Ipswich City Bulls
- Nickname: "The Bulls"
- Short name: Ipswich City Bulls
- Founded: 16 February 1975
- Dissolved: 2023 (Merged with Western Pride)
- Ground: Sutton Park
- Manager: Norbert Duga
- League: Capital League 1 & Reserves

= Ipswich City Bulls =

Ipswich City Bulls Football Club, also known as The Bulls, was a grassroots football club in Ipswich, Queensland, Australia. Founded in 1975, the club merged with Western Pride FC in 2023 to form Ipswich FC. The men's team finished competition in Football Brisbane – Capital League. In addition to league competition, the club offered youth development pathways. "The Bulls" local rivals were Ipswich Knights and Western Spirit.

== History ==
The club formed in early 1975 with five teams and 70 players, drawn from all parts of Ipswich City, although most of them come from Leichhardt and the Brassall area.

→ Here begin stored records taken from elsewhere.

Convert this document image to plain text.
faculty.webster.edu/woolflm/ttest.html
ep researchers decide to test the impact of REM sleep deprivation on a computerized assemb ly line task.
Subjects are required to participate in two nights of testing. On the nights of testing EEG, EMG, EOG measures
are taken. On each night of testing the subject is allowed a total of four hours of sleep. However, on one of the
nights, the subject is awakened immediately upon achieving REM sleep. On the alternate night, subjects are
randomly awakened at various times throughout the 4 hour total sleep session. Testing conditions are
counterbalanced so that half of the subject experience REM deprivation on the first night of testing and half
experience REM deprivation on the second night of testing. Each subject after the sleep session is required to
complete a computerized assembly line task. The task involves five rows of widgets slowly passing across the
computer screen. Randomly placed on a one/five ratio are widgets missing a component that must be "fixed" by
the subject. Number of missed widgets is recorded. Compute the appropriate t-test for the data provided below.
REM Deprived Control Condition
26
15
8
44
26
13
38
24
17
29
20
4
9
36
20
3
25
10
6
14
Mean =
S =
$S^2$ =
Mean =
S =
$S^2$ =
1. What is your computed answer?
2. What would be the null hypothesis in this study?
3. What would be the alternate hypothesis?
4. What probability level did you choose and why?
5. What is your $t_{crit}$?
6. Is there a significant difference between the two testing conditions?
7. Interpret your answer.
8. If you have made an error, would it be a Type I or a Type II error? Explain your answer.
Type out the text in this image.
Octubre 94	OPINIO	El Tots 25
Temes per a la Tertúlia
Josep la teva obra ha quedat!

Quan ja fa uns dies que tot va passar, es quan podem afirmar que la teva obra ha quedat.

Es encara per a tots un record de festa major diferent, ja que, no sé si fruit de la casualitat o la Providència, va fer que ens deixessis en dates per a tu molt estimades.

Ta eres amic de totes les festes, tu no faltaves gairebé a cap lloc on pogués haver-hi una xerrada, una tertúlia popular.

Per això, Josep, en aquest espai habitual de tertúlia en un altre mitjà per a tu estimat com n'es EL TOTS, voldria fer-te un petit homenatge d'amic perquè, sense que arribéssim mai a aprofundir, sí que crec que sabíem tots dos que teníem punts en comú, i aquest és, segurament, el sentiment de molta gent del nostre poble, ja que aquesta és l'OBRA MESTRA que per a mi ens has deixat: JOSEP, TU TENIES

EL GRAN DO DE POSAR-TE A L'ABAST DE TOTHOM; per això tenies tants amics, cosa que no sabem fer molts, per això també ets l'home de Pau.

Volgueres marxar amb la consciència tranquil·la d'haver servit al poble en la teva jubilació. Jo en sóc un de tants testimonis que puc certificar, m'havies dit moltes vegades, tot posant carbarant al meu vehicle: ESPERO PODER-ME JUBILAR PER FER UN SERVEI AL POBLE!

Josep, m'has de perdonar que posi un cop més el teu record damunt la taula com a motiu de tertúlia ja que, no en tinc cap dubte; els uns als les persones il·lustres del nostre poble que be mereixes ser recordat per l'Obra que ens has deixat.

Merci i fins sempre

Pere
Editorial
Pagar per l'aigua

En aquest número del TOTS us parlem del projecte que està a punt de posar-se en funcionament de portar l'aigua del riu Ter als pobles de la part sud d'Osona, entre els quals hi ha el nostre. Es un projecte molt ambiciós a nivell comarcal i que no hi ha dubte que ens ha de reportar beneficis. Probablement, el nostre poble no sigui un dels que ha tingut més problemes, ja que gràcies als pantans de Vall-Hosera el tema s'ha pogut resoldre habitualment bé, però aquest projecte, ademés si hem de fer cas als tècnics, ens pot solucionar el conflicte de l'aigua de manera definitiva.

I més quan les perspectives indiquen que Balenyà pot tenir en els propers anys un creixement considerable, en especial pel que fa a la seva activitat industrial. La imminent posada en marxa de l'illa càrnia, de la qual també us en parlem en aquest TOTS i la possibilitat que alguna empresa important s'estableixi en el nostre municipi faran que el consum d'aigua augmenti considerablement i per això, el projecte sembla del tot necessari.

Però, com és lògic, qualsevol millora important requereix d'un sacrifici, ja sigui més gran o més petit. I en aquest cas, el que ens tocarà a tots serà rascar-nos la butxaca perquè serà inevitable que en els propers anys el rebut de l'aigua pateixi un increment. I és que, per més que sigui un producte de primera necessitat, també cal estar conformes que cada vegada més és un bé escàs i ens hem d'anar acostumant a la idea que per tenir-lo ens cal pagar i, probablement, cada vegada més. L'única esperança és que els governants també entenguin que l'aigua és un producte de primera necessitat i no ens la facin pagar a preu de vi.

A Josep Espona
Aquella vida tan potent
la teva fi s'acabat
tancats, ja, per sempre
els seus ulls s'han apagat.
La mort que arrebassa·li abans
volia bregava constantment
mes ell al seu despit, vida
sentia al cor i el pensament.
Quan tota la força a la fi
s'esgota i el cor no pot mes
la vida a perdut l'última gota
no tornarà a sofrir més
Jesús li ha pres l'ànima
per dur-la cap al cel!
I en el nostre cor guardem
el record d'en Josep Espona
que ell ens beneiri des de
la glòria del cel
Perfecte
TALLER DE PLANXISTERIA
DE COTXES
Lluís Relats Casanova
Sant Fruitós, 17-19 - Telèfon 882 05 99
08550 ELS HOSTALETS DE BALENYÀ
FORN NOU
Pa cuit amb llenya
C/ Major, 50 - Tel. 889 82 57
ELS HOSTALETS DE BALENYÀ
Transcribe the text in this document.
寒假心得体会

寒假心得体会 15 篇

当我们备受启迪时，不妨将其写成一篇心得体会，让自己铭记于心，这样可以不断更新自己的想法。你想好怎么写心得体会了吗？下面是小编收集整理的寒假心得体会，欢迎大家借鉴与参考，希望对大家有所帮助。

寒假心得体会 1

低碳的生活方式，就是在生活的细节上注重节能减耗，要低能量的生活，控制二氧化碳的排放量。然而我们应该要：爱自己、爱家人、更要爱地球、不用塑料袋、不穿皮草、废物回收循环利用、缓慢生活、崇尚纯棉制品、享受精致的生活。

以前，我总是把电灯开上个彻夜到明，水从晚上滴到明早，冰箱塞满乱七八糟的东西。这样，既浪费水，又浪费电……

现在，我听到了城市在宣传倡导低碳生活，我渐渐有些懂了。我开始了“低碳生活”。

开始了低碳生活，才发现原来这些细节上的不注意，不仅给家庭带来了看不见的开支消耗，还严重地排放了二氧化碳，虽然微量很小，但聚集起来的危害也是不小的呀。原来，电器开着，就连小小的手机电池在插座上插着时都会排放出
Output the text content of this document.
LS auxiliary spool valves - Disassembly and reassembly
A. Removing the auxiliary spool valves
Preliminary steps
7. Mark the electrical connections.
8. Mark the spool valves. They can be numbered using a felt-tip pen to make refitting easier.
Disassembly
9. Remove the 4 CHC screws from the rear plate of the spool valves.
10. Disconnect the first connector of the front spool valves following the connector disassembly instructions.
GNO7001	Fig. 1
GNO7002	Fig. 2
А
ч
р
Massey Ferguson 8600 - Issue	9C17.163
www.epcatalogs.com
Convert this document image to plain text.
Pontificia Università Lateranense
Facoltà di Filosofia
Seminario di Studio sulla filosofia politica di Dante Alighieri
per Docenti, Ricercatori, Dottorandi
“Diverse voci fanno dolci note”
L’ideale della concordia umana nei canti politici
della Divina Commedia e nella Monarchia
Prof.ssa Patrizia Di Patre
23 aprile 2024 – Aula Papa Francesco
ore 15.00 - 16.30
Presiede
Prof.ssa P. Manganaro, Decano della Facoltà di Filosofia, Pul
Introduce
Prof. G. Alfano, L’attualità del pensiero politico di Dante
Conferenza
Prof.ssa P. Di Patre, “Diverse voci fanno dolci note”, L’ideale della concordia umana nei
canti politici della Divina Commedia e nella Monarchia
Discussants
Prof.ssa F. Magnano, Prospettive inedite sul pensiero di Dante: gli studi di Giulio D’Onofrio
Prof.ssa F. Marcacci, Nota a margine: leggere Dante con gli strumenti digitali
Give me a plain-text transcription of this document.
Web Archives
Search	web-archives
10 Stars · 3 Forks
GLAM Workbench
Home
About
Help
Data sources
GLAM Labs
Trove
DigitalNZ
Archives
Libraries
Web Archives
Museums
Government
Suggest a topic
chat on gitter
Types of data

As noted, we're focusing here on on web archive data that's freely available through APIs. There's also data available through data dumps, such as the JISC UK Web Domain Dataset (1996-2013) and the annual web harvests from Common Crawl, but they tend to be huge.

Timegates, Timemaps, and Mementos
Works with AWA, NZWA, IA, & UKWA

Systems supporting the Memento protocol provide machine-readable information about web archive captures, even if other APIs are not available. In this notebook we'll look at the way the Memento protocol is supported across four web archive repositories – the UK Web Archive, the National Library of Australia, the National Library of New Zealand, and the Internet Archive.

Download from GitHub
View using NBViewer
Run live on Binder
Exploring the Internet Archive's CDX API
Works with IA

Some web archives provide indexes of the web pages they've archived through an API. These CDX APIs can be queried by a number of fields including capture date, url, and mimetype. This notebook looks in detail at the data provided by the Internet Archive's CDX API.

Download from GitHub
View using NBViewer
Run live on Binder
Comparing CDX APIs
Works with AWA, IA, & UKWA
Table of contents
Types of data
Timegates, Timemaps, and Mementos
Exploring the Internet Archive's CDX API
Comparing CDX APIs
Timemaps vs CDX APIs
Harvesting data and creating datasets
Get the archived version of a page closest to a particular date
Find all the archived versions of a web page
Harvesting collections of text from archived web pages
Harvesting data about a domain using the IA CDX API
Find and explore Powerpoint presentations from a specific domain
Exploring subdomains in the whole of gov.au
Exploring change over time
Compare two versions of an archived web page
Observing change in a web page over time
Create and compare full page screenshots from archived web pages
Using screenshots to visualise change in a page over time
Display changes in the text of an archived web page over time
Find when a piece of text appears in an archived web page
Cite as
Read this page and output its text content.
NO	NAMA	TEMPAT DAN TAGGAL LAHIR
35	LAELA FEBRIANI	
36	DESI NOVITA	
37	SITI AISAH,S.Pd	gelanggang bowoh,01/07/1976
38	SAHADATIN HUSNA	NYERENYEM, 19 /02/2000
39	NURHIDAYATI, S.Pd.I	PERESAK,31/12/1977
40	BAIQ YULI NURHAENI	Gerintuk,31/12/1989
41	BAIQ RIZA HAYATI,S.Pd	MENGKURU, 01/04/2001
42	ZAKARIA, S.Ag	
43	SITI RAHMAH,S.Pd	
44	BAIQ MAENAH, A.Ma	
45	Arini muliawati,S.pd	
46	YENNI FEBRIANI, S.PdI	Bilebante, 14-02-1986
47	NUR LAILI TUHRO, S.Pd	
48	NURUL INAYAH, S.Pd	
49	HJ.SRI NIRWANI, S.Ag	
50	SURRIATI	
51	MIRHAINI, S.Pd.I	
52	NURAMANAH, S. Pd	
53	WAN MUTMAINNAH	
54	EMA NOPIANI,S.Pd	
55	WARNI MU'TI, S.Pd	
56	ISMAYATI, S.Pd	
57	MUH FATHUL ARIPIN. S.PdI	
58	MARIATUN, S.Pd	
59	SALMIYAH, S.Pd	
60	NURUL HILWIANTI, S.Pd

The intention was to provide an avenue for people living in the north western side of Ipswich to compete in football. The Club headquartered at Sutton Park, entered the Brisbane Junior Football Association competition for the first time in 1975. The first three years saw an increase in player numbers to two ladies teams, 15 junior and one colts (senior division) team and about 200 players.

A former star player, Henry Lines ("The Angry Hungarian") became the club's first team coach.

In 2012, the Ipswich City Bulls received a $3,000 grant to replace equipment lost in the Queensland floods from Hyundai Motor Company Australia.

In 2023 it was announced that Ipswich City and Western Pride would merge ahead of the 2024 season, with the new club being called Ipswich FC.

== Notable players ==

- Allira Toby played for the Ipswich City Bulls junior team.